The defendant objected and excepted to the following finding of the chancellor: "I find that the said factory building, assessed at fourteen thousand five hundred dollars, comes within the said tax exemption vote of March 3, 1936." This, the defendant says, is not a proper finding of fact but rather an opinion or conclusion of law. We think the statement is, in part at least, a finding of fact. Other property was conveyed to the plaintiffs by the Yorke Shirt Company and it was necessary to identify the exact property held to be within the tax exemption. See Vermont Marble Company v. Eastman, 91 Vt. 425, 447, 101 A. 151. Under the circumstances of this case, however, the statement is free from error whether it be regarded as a finding of fact or as a conclusion of law or as a mixture of the two. In its factual aspect it is supported by the testimony of Mr. Spaulding and the concessions of the parties, which is, of course, the extent of the inquiry that is open to us in regard to a finding of fact. White River Chair Co. v. Conn. River Power Co., 105 Vt. 24, 35, 162 A. 859; Peck v. City Trust Co., 104 Vt. 20, 26, 156 A. 403; Houghton et al. v.
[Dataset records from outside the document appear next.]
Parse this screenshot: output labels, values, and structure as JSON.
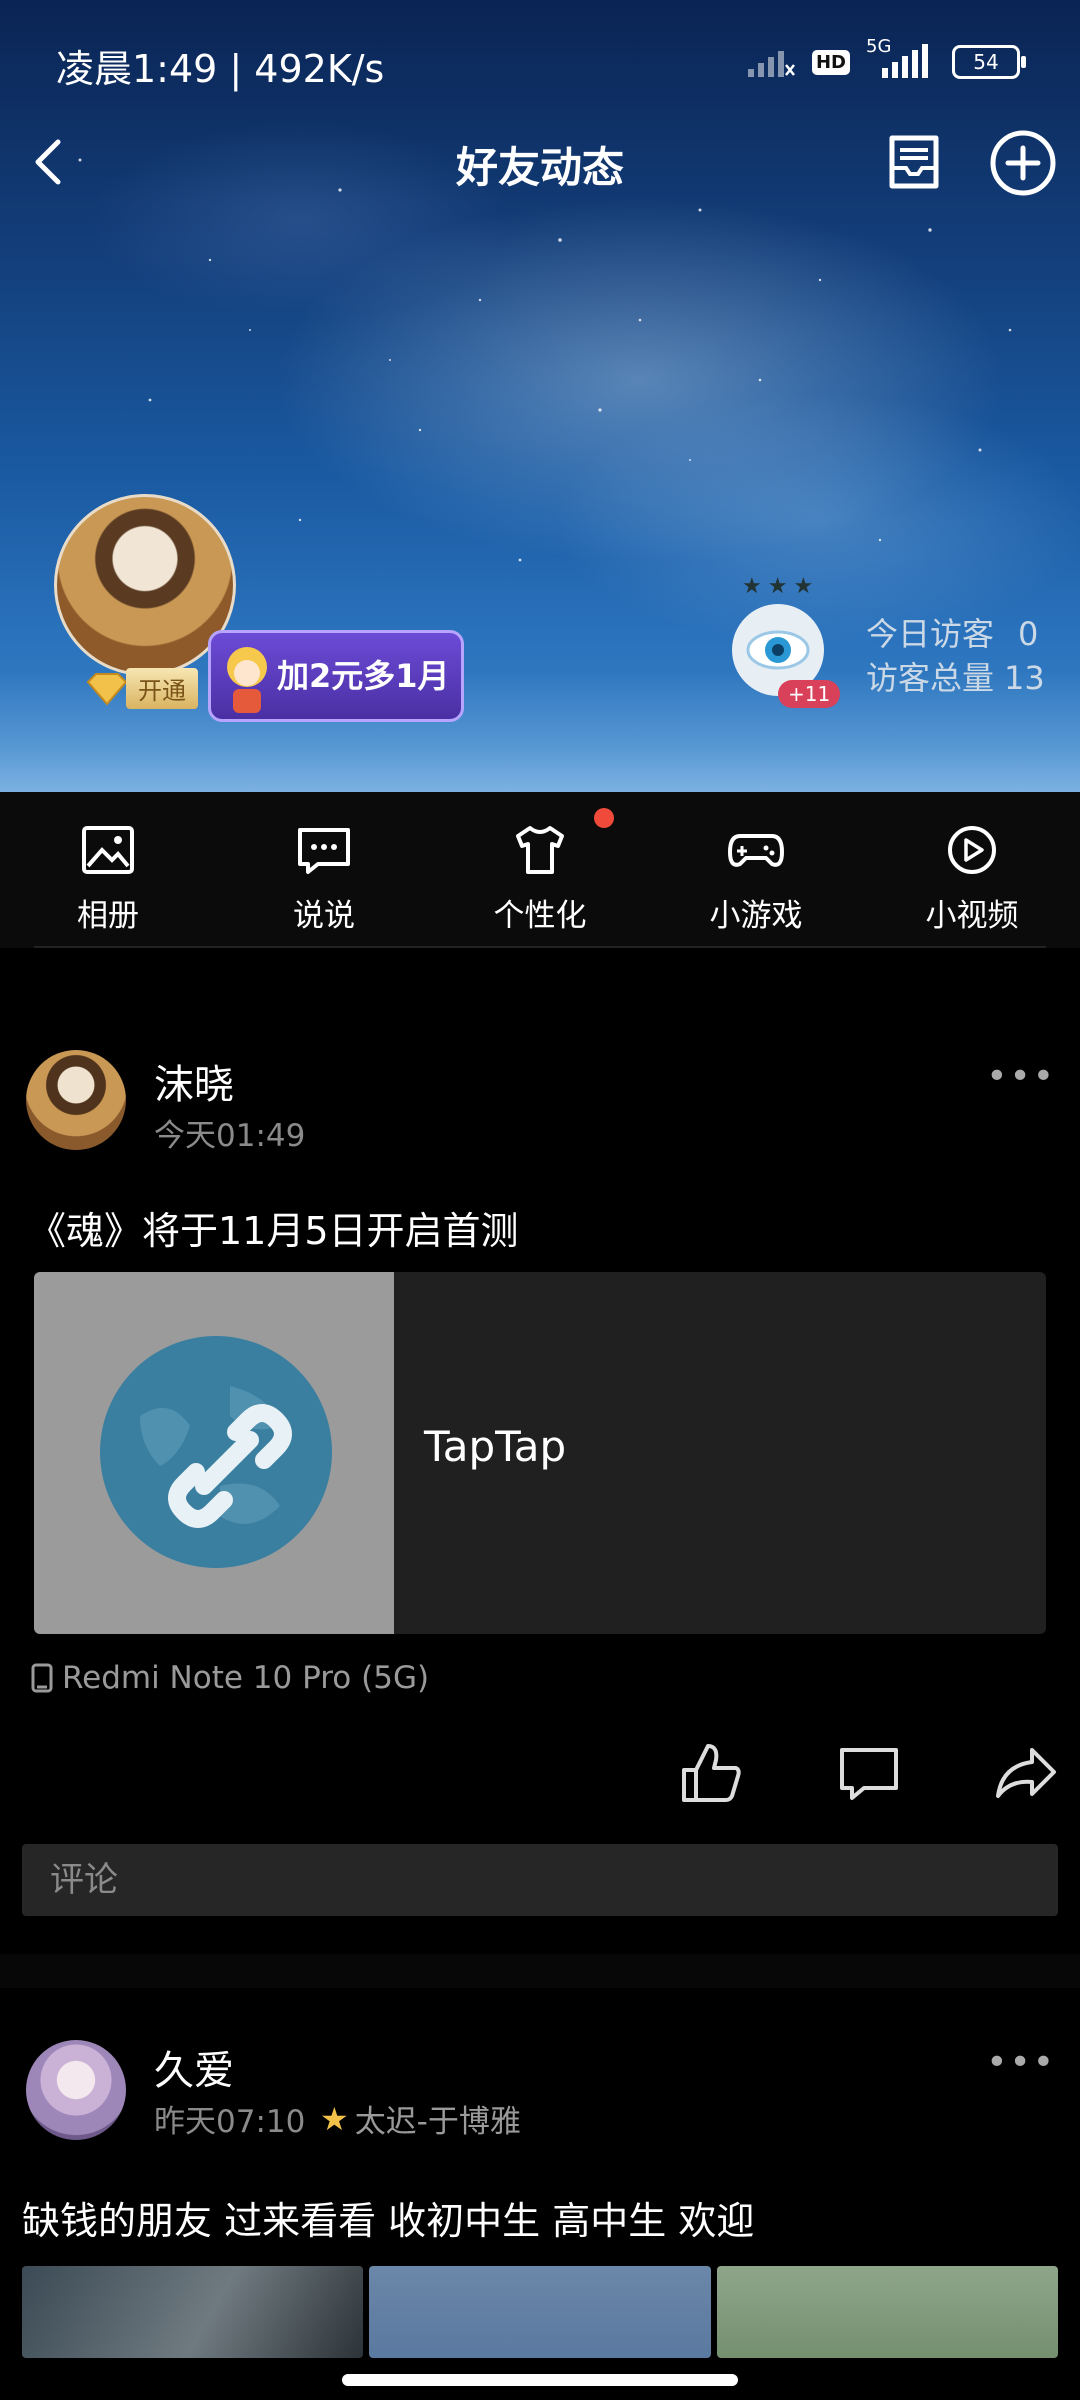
{
  "status": {
    "time": "凌晨1:49 | 492K/s",
    "net_badge": "HD",
    "net_type": "5G",
    "battery": "54"
  },
  "nav": {
    "title": "好友动态"
  },
  "profile": {
    "vip_open": "开通",
    "promo": "加2元多1月"
  },
  "visitors": {
    "badge": "+11",
    "today_label": "今日访客",
    "today_value": "0",
    "total_label": "访客总量",
    "total_value": "13"
  },
  "menu": {
    "items": [
      {
        "label": "相册",
        "icon": "photo-icon"
      },
      {
        "label": "说说",
        "icon": "chat-icon"
      },
      {
        "label": "个性化",
        "icon": "shirt-icon"
      },
      {
        "label": "小游戏",
        "icon": "gamepad-icon"
      },
      {
        "label": "小视频",
        "icon": "play-icon"
      }
    ]
  },
  "posts": [
    {
      "name": "沫晓",
      "time": "今天01:49",
      "text": "《魂》将于11月5日开启首测",
      "link_title": "TapTap",
      "device": "Redmi Note 10 Pro (5G)",
      "comment_placeholder": "评论"
    },
    {
      "name": "久爱",
      "time": "昨天07:10",
      "tag": "太迟-于博雅",
      "text": "缺钱的朋友 过来看看  收初中生 高中生 欢迎"
    }
  ],
  "colors": {
    "accent_red": "#f04a3a",
    "panel": "#202020",
    "comment_bg": "#262626"
  }
}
Grimes, 100 Vt. 99, 105, 135 A. 15. If the statement is a conclusion of law it is within our province to inquire whether the law applied is sound, and also whether there are findings of fact which support the conclusion reached. Village of Hailey v. Riley, 14 Idaho, 481, 95 P. 686, 17 L.R.A. (N.S.) 86, 94; Nolan v. New York, N.H. H.R.R. Co., 70 Conn. 159, 39 A. 115, 120, 43 L.R.A. 305. Suffice it to say that we find no error in the law as applied by the chancellor, and no shortage of the findings of fact to support the legal conclusion.